Looks like you could create a template engine based on the default one and just override the makeTemplateSource implementation: https://github.com/BladeRunnerJS/brjs/blob/master/cutlass-sdk/workspace/sdk/libs/javascript/thirdparty/presenter-knockout/brjs-knockout-3.0.js#L3406

Not sure about the best way of making this custom/extended templating engine the default though. I'd suggested we keep this issue open and we feed it into future planning.
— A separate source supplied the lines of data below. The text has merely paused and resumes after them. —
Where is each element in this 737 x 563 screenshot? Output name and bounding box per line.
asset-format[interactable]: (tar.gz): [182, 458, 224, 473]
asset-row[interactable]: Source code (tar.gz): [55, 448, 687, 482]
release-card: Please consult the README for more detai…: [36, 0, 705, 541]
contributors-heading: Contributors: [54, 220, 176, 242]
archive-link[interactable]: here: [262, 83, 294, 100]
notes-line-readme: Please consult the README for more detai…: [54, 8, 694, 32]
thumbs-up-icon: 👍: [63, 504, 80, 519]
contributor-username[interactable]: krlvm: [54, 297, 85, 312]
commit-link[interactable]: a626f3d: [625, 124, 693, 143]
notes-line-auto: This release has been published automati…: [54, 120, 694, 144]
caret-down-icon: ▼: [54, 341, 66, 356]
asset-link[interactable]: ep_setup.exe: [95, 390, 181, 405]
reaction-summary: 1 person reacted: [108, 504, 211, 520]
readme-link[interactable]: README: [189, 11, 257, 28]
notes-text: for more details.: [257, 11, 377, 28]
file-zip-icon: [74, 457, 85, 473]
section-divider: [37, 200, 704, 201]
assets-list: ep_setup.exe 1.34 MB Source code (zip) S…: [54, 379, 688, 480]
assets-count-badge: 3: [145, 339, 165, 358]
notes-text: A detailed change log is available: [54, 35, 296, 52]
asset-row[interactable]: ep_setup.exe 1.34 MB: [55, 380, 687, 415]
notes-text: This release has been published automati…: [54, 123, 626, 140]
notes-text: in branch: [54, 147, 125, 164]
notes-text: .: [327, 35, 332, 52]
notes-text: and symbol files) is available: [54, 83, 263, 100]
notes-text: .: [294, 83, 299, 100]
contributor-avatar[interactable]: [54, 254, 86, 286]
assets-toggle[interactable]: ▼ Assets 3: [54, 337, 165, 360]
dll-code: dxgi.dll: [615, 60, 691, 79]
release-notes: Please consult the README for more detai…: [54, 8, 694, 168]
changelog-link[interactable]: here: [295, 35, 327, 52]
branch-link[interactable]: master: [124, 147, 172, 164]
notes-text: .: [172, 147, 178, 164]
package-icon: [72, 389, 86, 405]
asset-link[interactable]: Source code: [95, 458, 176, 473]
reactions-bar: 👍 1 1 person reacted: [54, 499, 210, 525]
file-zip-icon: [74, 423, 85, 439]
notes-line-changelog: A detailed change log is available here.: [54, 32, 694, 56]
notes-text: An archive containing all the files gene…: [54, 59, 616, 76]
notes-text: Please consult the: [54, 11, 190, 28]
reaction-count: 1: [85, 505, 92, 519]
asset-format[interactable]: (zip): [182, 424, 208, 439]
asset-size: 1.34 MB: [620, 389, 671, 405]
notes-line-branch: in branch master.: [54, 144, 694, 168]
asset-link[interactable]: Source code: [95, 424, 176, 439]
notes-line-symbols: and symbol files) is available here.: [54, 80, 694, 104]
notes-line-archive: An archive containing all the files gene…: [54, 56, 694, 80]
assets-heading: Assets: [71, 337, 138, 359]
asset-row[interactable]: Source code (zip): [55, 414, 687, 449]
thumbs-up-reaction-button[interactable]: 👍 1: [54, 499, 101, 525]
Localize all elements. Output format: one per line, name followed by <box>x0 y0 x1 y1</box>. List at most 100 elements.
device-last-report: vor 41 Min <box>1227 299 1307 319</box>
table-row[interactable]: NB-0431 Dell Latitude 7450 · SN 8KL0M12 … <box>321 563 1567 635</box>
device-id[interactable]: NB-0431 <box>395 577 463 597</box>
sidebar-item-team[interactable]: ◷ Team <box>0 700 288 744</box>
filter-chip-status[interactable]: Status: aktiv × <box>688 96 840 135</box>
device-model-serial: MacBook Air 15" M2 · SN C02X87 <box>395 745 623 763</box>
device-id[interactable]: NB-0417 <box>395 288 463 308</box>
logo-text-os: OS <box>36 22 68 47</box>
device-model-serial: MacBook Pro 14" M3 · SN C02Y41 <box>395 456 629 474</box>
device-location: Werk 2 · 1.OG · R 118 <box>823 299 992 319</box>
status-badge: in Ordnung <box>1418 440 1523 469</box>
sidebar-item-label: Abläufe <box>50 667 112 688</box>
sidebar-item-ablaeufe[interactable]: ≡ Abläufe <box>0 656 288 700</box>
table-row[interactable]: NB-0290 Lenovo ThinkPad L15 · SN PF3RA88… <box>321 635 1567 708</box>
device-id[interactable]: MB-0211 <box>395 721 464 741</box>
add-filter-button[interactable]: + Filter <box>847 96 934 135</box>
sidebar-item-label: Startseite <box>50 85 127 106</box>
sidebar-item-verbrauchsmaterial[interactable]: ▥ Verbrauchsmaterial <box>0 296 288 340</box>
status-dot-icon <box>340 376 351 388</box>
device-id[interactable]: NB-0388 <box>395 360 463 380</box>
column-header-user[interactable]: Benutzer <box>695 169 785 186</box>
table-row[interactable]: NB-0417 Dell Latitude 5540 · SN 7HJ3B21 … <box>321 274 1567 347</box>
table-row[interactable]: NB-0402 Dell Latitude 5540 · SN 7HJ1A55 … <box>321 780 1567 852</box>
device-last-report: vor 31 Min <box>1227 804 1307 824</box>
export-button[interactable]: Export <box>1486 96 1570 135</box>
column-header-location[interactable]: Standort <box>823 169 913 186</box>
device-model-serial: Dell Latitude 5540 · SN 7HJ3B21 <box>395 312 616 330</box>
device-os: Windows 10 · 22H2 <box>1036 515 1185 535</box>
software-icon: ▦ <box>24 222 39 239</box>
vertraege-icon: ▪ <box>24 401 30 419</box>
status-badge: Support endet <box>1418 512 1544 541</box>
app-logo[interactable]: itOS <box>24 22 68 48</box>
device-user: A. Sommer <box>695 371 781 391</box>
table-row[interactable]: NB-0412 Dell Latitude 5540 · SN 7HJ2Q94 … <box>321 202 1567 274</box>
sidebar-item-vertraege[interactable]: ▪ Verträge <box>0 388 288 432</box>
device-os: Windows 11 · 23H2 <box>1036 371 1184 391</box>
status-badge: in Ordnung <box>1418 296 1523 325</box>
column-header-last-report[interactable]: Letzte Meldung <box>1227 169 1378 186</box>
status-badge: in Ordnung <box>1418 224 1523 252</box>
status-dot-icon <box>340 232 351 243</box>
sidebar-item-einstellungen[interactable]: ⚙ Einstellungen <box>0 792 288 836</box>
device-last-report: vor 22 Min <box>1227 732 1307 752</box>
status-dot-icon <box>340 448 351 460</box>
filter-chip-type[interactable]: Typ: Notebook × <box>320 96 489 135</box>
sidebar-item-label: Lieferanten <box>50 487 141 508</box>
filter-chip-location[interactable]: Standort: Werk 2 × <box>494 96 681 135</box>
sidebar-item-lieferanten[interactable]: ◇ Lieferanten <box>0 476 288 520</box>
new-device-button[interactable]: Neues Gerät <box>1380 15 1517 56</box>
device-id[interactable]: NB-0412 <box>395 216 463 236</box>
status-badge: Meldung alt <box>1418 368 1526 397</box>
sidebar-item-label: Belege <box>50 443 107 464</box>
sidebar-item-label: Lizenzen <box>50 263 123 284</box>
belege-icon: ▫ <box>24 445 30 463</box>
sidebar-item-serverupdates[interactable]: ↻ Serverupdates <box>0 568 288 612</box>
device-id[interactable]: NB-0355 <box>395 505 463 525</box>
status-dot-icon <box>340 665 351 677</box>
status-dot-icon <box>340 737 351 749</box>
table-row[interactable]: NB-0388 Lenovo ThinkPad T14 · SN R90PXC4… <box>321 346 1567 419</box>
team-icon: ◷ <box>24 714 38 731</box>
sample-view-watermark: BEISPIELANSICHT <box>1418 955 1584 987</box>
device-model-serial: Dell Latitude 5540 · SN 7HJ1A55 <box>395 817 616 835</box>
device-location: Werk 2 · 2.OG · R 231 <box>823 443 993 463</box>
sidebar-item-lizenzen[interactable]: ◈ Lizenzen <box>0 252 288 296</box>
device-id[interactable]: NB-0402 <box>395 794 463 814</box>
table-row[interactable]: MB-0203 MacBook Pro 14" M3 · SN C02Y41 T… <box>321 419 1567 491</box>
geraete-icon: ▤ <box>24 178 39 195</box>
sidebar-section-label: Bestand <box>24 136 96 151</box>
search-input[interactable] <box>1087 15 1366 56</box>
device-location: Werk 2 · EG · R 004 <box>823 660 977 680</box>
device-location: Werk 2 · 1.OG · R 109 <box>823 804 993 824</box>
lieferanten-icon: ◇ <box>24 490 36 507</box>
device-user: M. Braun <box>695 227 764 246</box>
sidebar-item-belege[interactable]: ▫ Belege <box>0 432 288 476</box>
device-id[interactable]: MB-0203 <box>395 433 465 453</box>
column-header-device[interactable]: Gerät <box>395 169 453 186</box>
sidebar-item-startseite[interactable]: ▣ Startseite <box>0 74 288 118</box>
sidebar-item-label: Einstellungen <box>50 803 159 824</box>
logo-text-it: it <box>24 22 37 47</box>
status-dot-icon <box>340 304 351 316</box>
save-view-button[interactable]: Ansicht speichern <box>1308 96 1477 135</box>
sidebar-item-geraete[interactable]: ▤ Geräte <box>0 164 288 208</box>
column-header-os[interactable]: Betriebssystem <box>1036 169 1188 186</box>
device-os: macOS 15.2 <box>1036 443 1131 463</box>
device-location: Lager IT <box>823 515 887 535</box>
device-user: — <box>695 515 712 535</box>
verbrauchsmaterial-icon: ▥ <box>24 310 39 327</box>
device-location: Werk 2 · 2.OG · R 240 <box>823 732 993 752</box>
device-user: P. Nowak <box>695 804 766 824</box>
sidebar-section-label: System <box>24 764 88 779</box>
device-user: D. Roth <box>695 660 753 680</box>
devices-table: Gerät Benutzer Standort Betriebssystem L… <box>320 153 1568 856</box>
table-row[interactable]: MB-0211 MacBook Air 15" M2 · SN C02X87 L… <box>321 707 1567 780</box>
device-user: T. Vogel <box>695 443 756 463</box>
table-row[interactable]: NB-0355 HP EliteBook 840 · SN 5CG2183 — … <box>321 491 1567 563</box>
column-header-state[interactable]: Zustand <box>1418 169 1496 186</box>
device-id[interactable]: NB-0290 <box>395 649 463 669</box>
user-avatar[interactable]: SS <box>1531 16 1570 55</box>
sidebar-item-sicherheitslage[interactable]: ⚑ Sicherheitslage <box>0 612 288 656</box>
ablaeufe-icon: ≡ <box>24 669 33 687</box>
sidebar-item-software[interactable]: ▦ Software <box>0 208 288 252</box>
dchambers commented 10 years ago

@leggetter, so I guess it sounds like you'd prefer a 'brjs-ko' library, that depends on the 'ko' library but patches it from the outside to make it compatible with BRJS. I haven't tested it, but it looks like it should be possible to do this by writing some code like this:

ko.templateEngine.prototype._makeTemplateSource = ko.templateEngine.prototype.makeTemplateSource;

ko.templateEngine.prototype.makeTemplateSource = function(template, templateDocument) {
    var fakeDocument = {
        getElementById: function(id) {
            var elem = templateDocument.getElementById(id);

            if(!elem) {
                elem = br.ServiceRegistry.getService('br.html-service').getHTMLTemplate(id);
            }

            return elem;
        }
    };

    ko.templateEngine.prototype._makeTemplateSource.call(this, template, fakeDocument);
};
james-shaw-turner commented 10 years ago

Definitely preferable to patch from the outside with a standard extension mechanism

leggetter commented 10 years ago

That'd work. But overriding the default templating engine seems a bit 'naughty' :)

Maybe something like:

var br = require( 'br/Core' );
var ko = require( 'ko' );
var ServiceRegistry = require( 'br/ServiceRegistry' );

function BRJSKoTemplateEngine = function() {
  this._htmlService = ServiceRegistry.getService( 'br.html-service' );
};
// Not sure this will work - depends on how KO objects are defined
br.extend( BRJSKoTemplateEngine, ko.underscoreTemplateEngine );

// Override super definition
BRJSKoTemplateEngine.prototype.makeTemplateSource = function(template, templateDocument) {
  // Named template
  if (typeof template == "string") {
    templateDocument = templateDocument || document;
    // Only change to the default implementation is here.
    var elem = this._htmlService.getHTMLTemplate( template );
    if (!elem) {
      throw new Error("Cannot find template with ID " + template);
    }
    return new ko.templateSources.domElement(elem);
  }
  else if ((template.nodeType == 1) || (template.nodeType == 8)) {
    // Anonymous template
    return new ko.templateSources.anonymousTemplate(template);
  }
  else {
    throw new Error("Unknown template type: " + template);
  }
};

// Not sure where this bit should be called
ko.setTemplateEngine( new BRJSKoTemplateEngine() );

This seems cleaner, but does beg the questions:

  1. where should ko.setTemplateEngine( new BRJSKoTemplateEngine() ); be called?
  2. Would anybody ever expect the normal KO makeTemplateSource functionality so is @dchambers solution a simpler one?
soruban commented 10 years ago
  1. Would anybody ever expect the normal KO makeTemplateSource functionality

Ideally, both should work: you first check if the template is defined in the current HTML, if not, use the resource-service to look into the bundle.html.

dchambers commented 10 years ago

I'd say so. In my solution both approaches work, whereas in @leggetter's solutions only loading templates from the HTML resource service is possible (though this would be very easy to fix).